Vor allem für den Tourismus und den Handel wäre so das Vor-Weihnachtsgeschäft und das Weihnachtsgeschäft besser gesichert gewesen. Darüber hinaus wäre man zu einem früheren Zeitpunkt eventuell auch mit weniger drastischen Maßnahmen - beispielsweise mit einem regionalen Lockdown nur in Salzburg und Oberösterreich, wie er inzwischen ohnehin angekündigt ist - durchgekommen. Das sei das Problem mit exponentiell steigenden Fallzahlen: Je länger man zuwartet, umso länger müsse die Maßnahme andauern, um von den bestehenden Fallzahlen wieder herunterkommen. "Da sind zwei Wochen eine lange Zeit", sagte der Volkswirt.

"Das hat man jetzt vergeigt, das muss man so sagen," so Baumgartner. Allerdings sei es nun "vergossene Milch", darüber zu reden, was gewesen wäre, wenn man früher zugemacht hätte.

"Eine konkrete Einschätzung zu geben, was das BIP-mäßig heißt, ist sehr schwierig", so der Ökonom zu einem möglichen vierten Lockdown. Im ersten Lockdown sei der wöchentliche BIP-Verlust mit 1,7 bis 1,8 Mrd. Euro pro Woche jedenfalls am höchsten gewesen. Dieser sei aber nur eine bedingt gute Benchmark, da damals auch der produzierende Bereich stark eingeschränkt war.

Im zweiten Lockdown war es mit 800 Mio. Euro pro Woche aber schon deutlich weniger Schaden, im dritten Lockdown belief sich der BIP-Verlust auf etwas mehr als 1 Mrd. Euro wöchentlich. Auch Helmut Hofer vom Institut für höhere Studien (IHS) sagte in einer Stellungnahme gegenüber der APA, dass die Wachstumsverluste im Pandemieverlauf geringer geworden seien.

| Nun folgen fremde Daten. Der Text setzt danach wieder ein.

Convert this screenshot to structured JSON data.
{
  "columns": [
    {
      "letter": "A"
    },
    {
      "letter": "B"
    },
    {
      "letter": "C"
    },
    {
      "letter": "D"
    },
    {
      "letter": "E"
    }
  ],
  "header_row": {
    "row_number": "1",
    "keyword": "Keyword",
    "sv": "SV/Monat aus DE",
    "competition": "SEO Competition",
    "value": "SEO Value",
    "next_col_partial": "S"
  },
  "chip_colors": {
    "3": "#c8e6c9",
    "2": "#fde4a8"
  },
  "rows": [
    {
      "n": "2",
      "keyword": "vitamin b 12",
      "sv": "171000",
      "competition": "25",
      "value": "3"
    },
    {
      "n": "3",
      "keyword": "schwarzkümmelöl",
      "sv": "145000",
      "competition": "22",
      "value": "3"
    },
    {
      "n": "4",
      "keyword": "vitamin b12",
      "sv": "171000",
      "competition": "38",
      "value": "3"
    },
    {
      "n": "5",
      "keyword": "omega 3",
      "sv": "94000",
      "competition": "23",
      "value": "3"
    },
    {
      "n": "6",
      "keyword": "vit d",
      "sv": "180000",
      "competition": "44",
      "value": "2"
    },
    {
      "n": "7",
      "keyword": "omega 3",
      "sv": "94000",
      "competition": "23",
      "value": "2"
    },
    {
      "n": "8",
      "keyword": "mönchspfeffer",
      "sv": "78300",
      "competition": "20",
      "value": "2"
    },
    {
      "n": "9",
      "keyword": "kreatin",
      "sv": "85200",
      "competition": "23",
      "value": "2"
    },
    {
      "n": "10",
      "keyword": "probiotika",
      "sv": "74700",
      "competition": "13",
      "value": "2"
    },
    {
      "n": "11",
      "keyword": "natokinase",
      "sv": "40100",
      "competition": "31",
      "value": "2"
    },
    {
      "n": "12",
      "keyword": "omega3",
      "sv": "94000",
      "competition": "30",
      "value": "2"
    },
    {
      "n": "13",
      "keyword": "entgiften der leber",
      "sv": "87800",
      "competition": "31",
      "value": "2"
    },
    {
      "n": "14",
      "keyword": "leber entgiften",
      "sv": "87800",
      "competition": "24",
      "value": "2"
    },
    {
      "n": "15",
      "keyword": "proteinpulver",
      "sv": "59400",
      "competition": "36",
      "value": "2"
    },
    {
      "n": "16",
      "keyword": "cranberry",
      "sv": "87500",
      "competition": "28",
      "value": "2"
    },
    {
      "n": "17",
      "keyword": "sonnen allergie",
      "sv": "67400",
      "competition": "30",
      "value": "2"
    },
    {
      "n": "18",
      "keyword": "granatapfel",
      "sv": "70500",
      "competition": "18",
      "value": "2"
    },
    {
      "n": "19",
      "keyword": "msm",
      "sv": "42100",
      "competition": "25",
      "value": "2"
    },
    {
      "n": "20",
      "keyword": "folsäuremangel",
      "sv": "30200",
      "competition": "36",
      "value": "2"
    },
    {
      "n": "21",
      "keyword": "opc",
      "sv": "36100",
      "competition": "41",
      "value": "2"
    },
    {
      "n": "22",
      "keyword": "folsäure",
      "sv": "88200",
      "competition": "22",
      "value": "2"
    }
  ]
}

Bezieht man mit ein, dass viele Unternehmen mittlerweile besser auf Lockdowns eingestellt sind als zu Beginn der Pandemie - Stichwort Click and Collect im Handel und Take-Away in der Gastronomie - könnten die Kosten eventuell niedriger ausfallen als bei den früheren Lockdowns und nur noch bei 500 oder 600 Mio. Euro wöchentlich liegen, betont Baumgartner. Das seien aber nur sehr grobe Schätzungen.

Zudem gebe es viele weitere Faktoren, die man bedenken müsse. So könnte durch eine wieder stärkere Verlagerung zum Online-Handel Wertschöpfung für Österreich auch verloren gehen und der BIP-Verlust dadurch stärker ausfallen. Auch im Tourismus, der sich bereits vehement für einen sofortigen Lockdown ausgesprochen hat, können die Auswirkungen je nach Region variieren. Für den Skitourismus in den westlichen Bundesländern sei weniger der Herbst, aber vor allem das Geschäft über die Weihnachtsferien entscheidend, während beispielsweise Thermenbetriebe im Osten bereits im Herbst und vor Weihnachten sehr gut besucht seien.

Die Industrie dürfte dagegen generell etwas weniger von einem harten Lockdown betroffen sein. Sie habe aber derzeit andere Probleme wie steigende Rohstoffpreise und nach wie vor stockende Lieferketten, so Baumgartner. Auch Hofer sieht die Industrie eher von höheren Krankenständen in der Belegschaft betroffen als von einem Lockdown an sich.

Um stark steigende Insolvenzzahlen bei einem weiteren Shut-Down wegen bereits ausgelaufener Hilfsmaßnahmen macht sich Baumgartner derzeit weniger Sorgen. Er geht davon aus, dass die ausgelaufenen Hilfsmaßnahmen - falls nötig - relativ rasch wieder eingeführt werden können. Mittlerweile wisse man auch, welche Hilfen sich bewährt hätten und welche weniger. "An dem sollte es eigentlich nicht scheitern", so der Wifo-Experte.

Die große Frage sei aber letztlich, was nun wirklich kommt - ein Lockdown nur für Oberösterreich und Salzburg oder für ganz Österreich. Das lasse sich bisher noch nicht genau sagen, so Baumgartner.